The Skillet Lickers’ name is synonymous with string band music in Georgia. This band from Dacula is familar to Georgia historians and flok music fans across the world. Their recordings have sold millions and their style remains influential to the development of the country, folk, and bluegrass music. Today’s Skillet Lickers are carrying on a tradition of string band music going back four generations. Phil Tanner, and his son Russ, keep the Skillet Licker tradition going with the present day band. The Skillet Lickers’ repertoire includes breakdown songs like “Cumberland Gap” and “Hen Cackle”, comic folk songs “Three Nights Drunk” and “The Burglar Man”. They also rely on a variety of country and bluegrass standards showing how the original Skillet Lickers’ work has influenced more modern music. 

The band takes root in the 1920’s when a Dacula chicken farmer, Gid Tanner, was asked by Columbia Records to go to New York and record some of that “hillbilly music” on the market… and it sold, helping to lay the foundation for today’s country and bluegrass genres. Many musicians recorded with the Skillet Lickers, but it was Gid’s son, Gordon, who took the group to the peak of its sales. In 1934 the band was asked to record one last time in San Antonio, Texas fir RCA. Gordon, who was 17 at the time was asked to go along to do the driving. Once in session, he was placed in front of the mic as the lead fiddler. Thoe cuts, “Down Yonder” and “Back Up and Push” sold over a million copies. That same music was handed down to Gordon’s son Phil, and Phil’s son Russ, who along with the other band members, have their own heritage in the traditional music field and work at the music they love.
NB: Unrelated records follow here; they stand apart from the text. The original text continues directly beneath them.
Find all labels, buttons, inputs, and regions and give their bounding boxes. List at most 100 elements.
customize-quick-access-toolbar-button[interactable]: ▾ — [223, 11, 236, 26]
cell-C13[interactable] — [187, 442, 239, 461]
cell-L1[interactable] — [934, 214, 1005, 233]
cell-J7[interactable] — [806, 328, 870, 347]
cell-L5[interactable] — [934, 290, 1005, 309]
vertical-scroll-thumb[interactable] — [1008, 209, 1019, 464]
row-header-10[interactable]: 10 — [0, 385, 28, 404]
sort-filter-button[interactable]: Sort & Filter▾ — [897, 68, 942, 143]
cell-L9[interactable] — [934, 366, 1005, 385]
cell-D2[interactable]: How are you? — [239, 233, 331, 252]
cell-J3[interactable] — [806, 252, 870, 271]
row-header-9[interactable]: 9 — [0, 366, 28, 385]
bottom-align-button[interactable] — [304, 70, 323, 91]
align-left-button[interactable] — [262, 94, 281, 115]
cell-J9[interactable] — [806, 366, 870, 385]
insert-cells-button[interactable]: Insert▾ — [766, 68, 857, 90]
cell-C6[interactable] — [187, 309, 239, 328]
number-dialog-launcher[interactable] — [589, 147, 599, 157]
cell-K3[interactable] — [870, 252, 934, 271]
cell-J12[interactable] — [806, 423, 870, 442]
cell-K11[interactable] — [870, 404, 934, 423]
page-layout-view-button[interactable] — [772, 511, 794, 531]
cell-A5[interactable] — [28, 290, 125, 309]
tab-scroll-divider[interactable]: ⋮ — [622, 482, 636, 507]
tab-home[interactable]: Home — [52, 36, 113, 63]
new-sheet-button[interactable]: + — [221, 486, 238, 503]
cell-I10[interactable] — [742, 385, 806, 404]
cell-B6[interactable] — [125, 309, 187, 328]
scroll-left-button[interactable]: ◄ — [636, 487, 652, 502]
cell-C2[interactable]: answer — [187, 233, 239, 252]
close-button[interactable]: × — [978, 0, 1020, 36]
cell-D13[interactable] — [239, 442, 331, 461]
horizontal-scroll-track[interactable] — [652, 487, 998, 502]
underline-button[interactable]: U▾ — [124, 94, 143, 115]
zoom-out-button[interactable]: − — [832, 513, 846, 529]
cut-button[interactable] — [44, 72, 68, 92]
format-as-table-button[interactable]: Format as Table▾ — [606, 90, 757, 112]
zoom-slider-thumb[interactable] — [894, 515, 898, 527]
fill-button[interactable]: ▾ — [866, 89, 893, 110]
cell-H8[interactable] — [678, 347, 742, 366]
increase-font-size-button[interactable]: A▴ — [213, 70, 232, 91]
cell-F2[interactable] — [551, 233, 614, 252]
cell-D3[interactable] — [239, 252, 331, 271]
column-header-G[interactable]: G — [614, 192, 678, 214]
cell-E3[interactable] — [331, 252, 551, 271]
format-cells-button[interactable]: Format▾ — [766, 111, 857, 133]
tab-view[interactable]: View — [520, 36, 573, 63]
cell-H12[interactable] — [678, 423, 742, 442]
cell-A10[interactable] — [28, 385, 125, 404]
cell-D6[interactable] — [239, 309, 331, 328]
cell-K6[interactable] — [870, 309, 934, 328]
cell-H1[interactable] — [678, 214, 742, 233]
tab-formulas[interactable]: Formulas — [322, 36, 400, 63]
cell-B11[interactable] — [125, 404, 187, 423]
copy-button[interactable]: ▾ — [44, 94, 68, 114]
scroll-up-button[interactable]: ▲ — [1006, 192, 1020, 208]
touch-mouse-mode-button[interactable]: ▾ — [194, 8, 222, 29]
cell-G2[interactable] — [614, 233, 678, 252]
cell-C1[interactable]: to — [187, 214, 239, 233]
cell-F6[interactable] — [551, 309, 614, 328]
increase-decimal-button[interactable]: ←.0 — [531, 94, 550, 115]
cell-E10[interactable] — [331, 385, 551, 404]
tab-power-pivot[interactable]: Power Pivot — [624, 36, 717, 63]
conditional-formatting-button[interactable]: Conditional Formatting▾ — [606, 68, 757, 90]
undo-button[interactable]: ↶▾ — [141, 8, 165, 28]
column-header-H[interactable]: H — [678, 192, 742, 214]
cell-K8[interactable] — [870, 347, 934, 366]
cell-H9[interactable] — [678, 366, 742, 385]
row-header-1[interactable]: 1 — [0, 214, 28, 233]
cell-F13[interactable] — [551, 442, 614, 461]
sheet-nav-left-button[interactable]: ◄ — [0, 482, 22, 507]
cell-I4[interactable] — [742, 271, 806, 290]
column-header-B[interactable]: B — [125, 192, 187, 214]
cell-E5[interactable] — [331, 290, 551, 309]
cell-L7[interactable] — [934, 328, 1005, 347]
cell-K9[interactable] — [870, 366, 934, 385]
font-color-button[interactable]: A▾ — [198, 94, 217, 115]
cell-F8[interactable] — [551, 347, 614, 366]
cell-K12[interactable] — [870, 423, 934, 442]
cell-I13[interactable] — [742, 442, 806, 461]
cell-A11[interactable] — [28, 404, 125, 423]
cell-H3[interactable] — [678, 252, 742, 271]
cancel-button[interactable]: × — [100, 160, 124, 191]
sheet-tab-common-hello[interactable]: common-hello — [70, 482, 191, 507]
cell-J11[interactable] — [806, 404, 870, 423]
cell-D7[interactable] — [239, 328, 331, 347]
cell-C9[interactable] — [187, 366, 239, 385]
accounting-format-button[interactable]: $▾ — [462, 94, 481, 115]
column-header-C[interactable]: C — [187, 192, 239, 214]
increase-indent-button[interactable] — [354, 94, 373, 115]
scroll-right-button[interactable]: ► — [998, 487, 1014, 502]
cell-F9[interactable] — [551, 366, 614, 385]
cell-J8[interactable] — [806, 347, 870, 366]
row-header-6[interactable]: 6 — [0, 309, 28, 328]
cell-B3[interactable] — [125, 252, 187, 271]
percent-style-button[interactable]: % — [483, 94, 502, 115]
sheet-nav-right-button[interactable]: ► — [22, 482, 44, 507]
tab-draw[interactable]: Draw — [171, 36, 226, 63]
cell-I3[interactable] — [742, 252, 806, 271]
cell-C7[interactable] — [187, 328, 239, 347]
The Skillet Lickers love their stories and their history, but most of all, they love the music. It is a fun music that anyone can enjoy. Unlike today’s commercial music that is created for money alone, the Skillet Lickers have one thing in mind for their music, just simple enjoyment. “We want the audience to enjoy the music as much as we have playing,” says Phil Tanner. And, whether you’re re-living a classic Skillet Licker recording or seeing a show in person, there’s no doubt that’s the case.